Ich bemerkte, dass sie beide in Mäntel gehüllt waren und sich zu verbergen schienen. Als sie nebeneinander an der Tür der Kutsche standen, bemerkte ich auch, dass sie beide etwa in meinem Alter oder eher jünger waren und dass sie sich in Größe, Manier, Stimme und (soweit ich sehen konnte) auch im Gesicht sehr ähnlich waren.
„‘Sie sind Doktor Manette?’ sagte einer.
„‘Ich bin es.’
„‘Doktor Manette, ehemals aus Beauvais,’ sagte der andere; ‘der junge Arzt, ursprünglich ein erfahrener Chirurg, der in den letzten ein oder zwei Jahren in Paris einen aufsteigenden Ruf erlangt hat?’
„‘Meine Herren,’ erwiderte ich, ‘ich bin jener Doktor Manette, von dem Sie so freundlich sprechen.’
„‘Wir waren bei Ihnen zu Hause,’ sagte der erste, ‘und da wir nicht so glücklich waren, Sie dort zu finden, und informiert wurden, dass Sie wahrscheinlich in diese Richtung spazieren gingen, folgten wir in der Hoffnung, Sie einzuholen.
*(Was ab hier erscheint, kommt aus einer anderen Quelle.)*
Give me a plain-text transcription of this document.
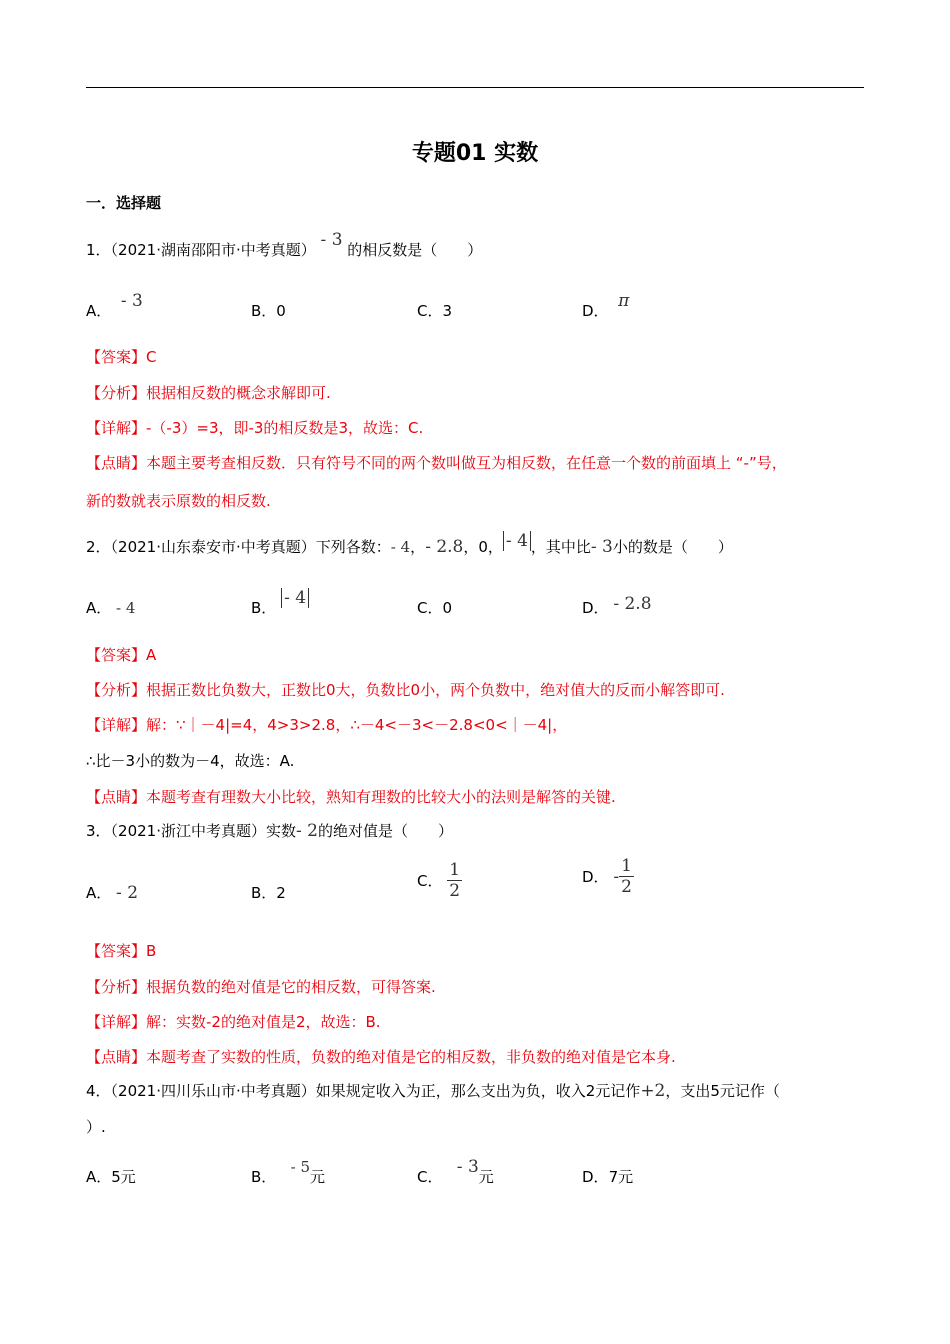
专题01 实数
一．选择题
1．（2021·湖南邵阳市·中考真题） - 3 的相反数是（　　）
A． - 3	B．0	C．3	D． π
【答案】C
【分析】根据相反数的概念求解即可.
【详解】-（-3）=3，即-3的相反数是3，故选：C.
【点睛】本题主要考查相反数．只有符号不同的两个数叫做互为相反数，在任意一个数的前面填上 “-”号，
新的数就表示原数的相反数.
2．（2021·山东泰安市·中考真题）下列各数：- 4，- 2.8，0， - 4 ，其中比- 3小的数是（　　）
A． - 4	B． - 4	C．0	D． - 2.8
【答案】A
【分析】根据正数比负数大，正数比0大，负数比0小，两个负数中，绝对值大的反而小解答即可.
【详解】解：∵｜－4|=4，4>3>2.8，∴－4<－3<－2.8<0<｜－4|，
∴比－3小的数为－4，故选：A.
【点睛】本题考查有理数大小比较，熟知有理数的比较大小的法则是解答的关键.
3．（2021·浙江中考真题）实数- 2的绝对值是（　　）
A． - 2	B．2
C． $\frac{1}{2}$	D． - $\frac{1}{2}$
【答案】B
【分析】根据负数的绝对值是它的相反数，可得答案.
【详解】解：实数-2的绝对值是2，故选：B.
【点睛】本题考查了实数的性质，负数的绝对值是它的相反数，非负数的绝对值是它本身.
4．（2021·四川乐山市·中考真题）如果规定收入为正，那么支出为负，收入2元记作+2，支出5元记作（
）.
A．5元	B．   - 5元	C． - 3元	D．7元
Möchten Sie bitte in die Kutsche einsteigen?’
„Die Art beider war gebieterisch, und sie bewegten sich, während diese Worte gesprochen wurden, so, dass sie mich zwischen sich und die Tür der Kutsche stellten. Sie waren bewaffnet. Ich war es nicht.
„‘Meine Herren,’ sagte ich, ‘verzeihen Sie; aber ich frage normalerweise, wer mir die Ehre antut, meine Hilfe zu suchen, und was die Natur des Falls ist, zu dem ich gerufen werde.’
„Die Antwort darauf gab der, der als zweiter gesprochen hatte. ‘Doktor, Ihre Klienten sind Leute von Stand. Was die Natur des Falls betrifft, so versichert uns unser Vertrauen in Ihr Können, dass Sie es besser selbst herausfinden werden, als wir es beschreiben können. Genug. Möchten Sie bitte in die Kutsche einsteigen?’
„Ich konnte nichts anderes tun, als nachzugeben, und ich stieg schweigend ein. Sie beide stiegen nach mir ein—der letzte sprang hinein, nachdem er die Stufen hochgeklappt hatte. Die Kutsche drehte sich um und fuhr mit der früheren Geschwindigkeit weiter.
„Ich wiederhole dieses Gespräch genau so, wie es stattfand. Ich habe keinen Zweifel, dass es Wort für Wort dasselbe ist. Ich beschreibe alles genau so, wie es geschah, und zwinge meinen Geist, nicht von der Aufgabe abzuschweifen. Wo ich die gebrochenen Zeichen mache, die hier folgen, höre ich für die Zeit auf und lege mein Papier an seinen Versteckplatz.
„Die Kutsche verließ die Straßen, passierte die Nordbarriere und trat auf die Landstraße. Nach zwei Dritteln einer Liga von der Barriere—ich schätzte die Entfernung zu diesem Zeitpunkt nicht, aber später, als ich sie durchquerte—bog sie von der Hauptstraße ab und hielt bald an einem einsamen Haus. Wir drei stiegen aus und gingen, auf einem feuchten, weichen Pfad in einem Garten, wo ein vernachlässigter Brunnen übergelaufen war, zur Tür des Hauses. Sie wurde nicht sofort geöffnet, als auf die Klingel gedrückt wurde, und einer meiner beiden Begleiter schlug dem Mann, der sie öffnete, mit seinem schweren Reit-Handschuh ins Gesicht.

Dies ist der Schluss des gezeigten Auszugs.